La vie et l’intégrité de la défenseuse des droits humains autochtone Kenia Hernández sont menacées, son transfert dans une autre prison et sa libération anticipée sont des questions urgentes
La défenseuse des droits humains Kenia Hernández est emprisonnée dans la prison de haute sécurité de Centro Femenil de Alta Seguridad No. 16, dans l’État de Morelos depuis 20 mois ; elle est soumise à un régime carcéral restrictif, inhumain et disproportionné en raison de sa criminalisation en tant que défenseuse des droits humains, ce qui porte atteinte à ses droits fondamentaux et à ceux des membres de sa famille ; cela met en danger sa vie et son intégrité physique, psychologique et émotionnelle.

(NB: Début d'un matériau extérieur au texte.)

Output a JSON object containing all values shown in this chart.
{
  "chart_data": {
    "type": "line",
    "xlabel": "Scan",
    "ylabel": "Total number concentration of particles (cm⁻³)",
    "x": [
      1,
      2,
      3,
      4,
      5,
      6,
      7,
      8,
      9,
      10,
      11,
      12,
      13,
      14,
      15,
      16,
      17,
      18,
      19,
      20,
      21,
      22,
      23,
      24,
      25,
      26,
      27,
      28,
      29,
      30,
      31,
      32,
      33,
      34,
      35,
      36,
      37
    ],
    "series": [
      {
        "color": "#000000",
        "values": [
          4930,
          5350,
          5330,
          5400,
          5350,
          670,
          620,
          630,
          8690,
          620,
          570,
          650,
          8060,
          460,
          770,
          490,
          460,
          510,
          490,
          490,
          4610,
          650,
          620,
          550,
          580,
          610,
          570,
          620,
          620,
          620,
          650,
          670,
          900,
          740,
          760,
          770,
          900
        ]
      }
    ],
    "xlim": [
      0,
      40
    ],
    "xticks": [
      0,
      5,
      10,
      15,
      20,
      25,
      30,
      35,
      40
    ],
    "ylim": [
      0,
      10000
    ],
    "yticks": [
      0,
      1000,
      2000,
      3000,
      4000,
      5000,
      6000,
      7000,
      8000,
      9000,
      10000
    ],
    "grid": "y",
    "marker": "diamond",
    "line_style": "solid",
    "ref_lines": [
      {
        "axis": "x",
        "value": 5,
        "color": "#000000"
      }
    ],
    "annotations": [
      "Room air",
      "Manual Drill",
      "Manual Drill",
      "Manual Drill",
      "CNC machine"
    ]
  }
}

Kenia dénonce les conditions inhumaines auxquelles elle et les autres femmes privées de liberté font face dans cette prison, où trois détenues sont décédées récemment de suicide présumé et deux autres sont mortes par manque d’assistance médicale ; les incidents de violence sont un phénomène constant et, à plusieurs reprises, les autorités elles-mêmes sont à l’origine de ces violences.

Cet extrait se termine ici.